Bill Schindler

6/3/1909 - 20/9/1952

Record updated 28-Apr-20

Raced most of his career with one leg after his left leg was amputated following an accident in 1936. He won six Eastern Midget titles, won four ARDC and raced at Indy three times. One of three driver to race in the indy 500 with a prosthetic leg. The others being Al Miller and Cal Niday

Bill Schindler

Bill Schindler was born in Middletown, New York. He began racing sprint cars in 1931.

When Midget racing was introduced to the East Coast in 1934 he switched to racing them.

In 1936 Schindler had a accident with a big car on the half-mile dirt oval at the Mineola Fairgrounds in Mineola, Long Island; seriously injured, Bill had his left leg amputated above his knee in the hospital. Undetered he went on to have a long and successful career, particularly in midgets. Bill Schindler was very popular and was crowned "King Doodlebug", a national popularity contest, on six occasions.

A leader both on and off the track, Schindler was part of a group determined to keep the AAA out of the East Coast in 1937. He was elected president of the "outlaw" group, however he briefly switched to the AAA in 1940 and won the Bronx Coliseum Indoor championship, raced in a 0.143-mile wooden oval track designed by Bill Heiserman. 

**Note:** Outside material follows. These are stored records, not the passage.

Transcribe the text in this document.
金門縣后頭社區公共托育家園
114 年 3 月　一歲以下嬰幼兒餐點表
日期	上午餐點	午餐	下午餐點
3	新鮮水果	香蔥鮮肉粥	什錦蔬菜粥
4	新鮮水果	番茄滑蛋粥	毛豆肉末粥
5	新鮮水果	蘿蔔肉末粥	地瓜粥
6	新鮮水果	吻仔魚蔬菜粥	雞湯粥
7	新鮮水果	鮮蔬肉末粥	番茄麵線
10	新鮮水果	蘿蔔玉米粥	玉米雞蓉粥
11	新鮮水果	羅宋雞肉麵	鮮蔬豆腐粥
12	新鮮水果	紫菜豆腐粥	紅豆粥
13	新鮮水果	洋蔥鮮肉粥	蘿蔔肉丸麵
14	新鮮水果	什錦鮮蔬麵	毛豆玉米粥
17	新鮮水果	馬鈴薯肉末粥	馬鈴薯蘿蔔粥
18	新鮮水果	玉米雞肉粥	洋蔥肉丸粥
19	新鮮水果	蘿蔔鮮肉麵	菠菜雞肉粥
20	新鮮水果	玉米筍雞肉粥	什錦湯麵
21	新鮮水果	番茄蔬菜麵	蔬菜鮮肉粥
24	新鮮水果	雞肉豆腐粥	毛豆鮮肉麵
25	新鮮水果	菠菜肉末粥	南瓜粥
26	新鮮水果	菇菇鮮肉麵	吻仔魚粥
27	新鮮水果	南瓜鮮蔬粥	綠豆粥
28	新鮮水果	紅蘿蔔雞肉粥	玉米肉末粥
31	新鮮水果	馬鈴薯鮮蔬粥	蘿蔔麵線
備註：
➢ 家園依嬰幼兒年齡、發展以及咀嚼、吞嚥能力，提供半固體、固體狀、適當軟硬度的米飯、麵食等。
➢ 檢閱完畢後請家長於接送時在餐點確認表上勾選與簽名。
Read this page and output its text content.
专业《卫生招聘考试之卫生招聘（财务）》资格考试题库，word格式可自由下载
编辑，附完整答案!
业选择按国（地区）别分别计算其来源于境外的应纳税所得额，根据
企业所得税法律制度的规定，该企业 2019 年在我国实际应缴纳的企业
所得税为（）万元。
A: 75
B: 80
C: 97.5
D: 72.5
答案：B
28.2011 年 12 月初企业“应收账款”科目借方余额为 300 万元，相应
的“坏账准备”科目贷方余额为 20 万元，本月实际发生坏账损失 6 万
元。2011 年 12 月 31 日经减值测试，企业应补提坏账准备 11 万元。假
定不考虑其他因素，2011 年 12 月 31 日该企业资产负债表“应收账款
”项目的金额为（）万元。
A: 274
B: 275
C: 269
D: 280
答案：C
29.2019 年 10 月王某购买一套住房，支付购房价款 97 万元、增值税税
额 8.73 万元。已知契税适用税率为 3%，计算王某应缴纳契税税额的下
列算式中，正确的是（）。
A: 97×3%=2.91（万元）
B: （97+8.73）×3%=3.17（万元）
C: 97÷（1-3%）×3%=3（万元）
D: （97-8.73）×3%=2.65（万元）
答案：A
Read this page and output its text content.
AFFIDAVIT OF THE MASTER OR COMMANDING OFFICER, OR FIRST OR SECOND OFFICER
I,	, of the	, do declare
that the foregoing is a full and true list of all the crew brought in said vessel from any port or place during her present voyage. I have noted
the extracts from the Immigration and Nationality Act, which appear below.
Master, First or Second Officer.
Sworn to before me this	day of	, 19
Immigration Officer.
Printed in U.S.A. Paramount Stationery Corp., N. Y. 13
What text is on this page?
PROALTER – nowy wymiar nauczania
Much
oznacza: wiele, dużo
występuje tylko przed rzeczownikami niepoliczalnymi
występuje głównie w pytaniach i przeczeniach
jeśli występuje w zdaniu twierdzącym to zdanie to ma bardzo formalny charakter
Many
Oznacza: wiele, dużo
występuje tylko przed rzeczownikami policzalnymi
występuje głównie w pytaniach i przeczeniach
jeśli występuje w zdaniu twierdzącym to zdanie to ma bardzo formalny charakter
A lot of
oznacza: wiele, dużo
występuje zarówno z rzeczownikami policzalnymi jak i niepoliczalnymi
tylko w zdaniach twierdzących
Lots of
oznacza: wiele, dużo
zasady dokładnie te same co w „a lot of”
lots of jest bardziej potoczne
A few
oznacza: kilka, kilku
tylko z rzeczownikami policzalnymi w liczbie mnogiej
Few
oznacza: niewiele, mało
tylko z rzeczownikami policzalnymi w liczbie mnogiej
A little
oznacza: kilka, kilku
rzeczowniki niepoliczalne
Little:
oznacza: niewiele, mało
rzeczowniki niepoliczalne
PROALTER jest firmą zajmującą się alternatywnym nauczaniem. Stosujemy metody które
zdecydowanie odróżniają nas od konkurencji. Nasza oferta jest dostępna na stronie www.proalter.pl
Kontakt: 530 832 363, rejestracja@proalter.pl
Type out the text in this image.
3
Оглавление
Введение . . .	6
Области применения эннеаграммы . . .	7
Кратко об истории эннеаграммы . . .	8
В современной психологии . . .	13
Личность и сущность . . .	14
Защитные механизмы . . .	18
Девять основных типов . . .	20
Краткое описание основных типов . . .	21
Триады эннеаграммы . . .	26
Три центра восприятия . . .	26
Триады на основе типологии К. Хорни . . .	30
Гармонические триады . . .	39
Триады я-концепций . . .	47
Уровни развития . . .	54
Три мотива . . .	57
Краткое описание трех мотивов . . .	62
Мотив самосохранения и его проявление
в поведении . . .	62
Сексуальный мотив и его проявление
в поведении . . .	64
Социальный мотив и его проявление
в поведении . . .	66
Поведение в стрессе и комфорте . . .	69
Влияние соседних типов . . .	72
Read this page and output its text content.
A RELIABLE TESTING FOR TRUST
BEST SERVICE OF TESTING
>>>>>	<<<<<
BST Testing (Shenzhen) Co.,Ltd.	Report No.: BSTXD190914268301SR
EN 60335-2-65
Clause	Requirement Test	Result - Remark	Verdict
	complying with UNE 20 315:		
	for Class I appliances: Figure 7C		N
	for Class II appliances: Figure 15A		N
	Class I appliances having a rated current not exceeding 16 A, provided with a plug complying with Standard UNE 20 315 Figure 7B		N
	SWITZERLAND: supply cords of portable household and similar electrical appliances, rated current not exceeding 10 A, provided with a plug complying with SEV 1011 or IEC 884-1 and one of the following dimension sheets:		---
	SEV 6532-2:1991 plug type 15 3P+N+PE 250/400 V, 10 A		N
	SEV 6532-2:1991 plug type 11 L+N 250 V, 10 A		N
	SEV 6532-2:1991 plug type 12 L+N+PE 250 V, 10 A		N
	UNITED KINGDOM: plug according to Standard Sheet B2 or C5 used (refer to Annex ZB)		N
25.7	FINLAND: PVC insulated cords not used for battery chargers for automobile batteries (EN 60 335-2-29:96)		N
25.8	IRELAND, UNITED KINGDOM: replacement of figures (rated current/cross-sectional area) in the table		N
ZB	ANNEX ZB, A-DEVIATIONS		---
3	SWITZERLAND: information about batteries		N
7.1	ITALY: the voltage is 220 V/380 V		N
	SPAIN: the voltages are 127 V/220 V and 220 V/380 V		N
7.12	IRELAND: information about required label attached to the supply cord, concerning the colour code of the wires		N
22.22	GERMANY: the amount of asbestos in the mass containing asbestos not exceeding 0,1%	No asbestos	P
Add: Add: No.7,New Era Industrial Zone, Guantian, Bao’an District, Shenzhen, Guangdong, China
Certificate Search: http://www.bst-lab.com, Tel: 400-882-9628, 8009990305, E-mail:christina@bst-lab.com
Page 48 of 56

He returned to his “outlaw” past when he was named the president of the newly formed American Racing Drivers Club (ARDC). He served as president for the club's first six years. In eight successive seasons he won six Eastern Championships and finished second twice.  Schindler won ARDC championships in 1940, 1945, 1946 and 1948. Driving for car owner Mike Caruso in the Caruso Offy, he won 53 midget car feature races in 1947 and repeated that total again the following year.

Schindler wanted to race in the Indianapolis 500 and thus rejoined the AAA. He competed there on three consecutive occasions, 1950, 1951 and 1952. In 1950 he qualified an Offenhauser-engine Snowberger in twenty-second place but retired on the 111th lap with a broken universal joint. The next year Schindler drove a Kurtis 2000 but once again retired when a connecting rod broke on the 129th lap. In 1952 he finally managed to complete the race coming home in fourteenth in his Stevens-Offenhauser, the last car to finish on the same lap as the winner, Troy Ruttman.

Then, less than four months after the 1952 Indy 500, Schindler had a major crash in a sprint car race at the Allentown Fairgrounds. He died from his injuries as did a bystander.

Schindler was elected to the National Midget Auto Racing Hall of Fame in 1985 and to the New England Antique Racers Hall of Fame in 2004.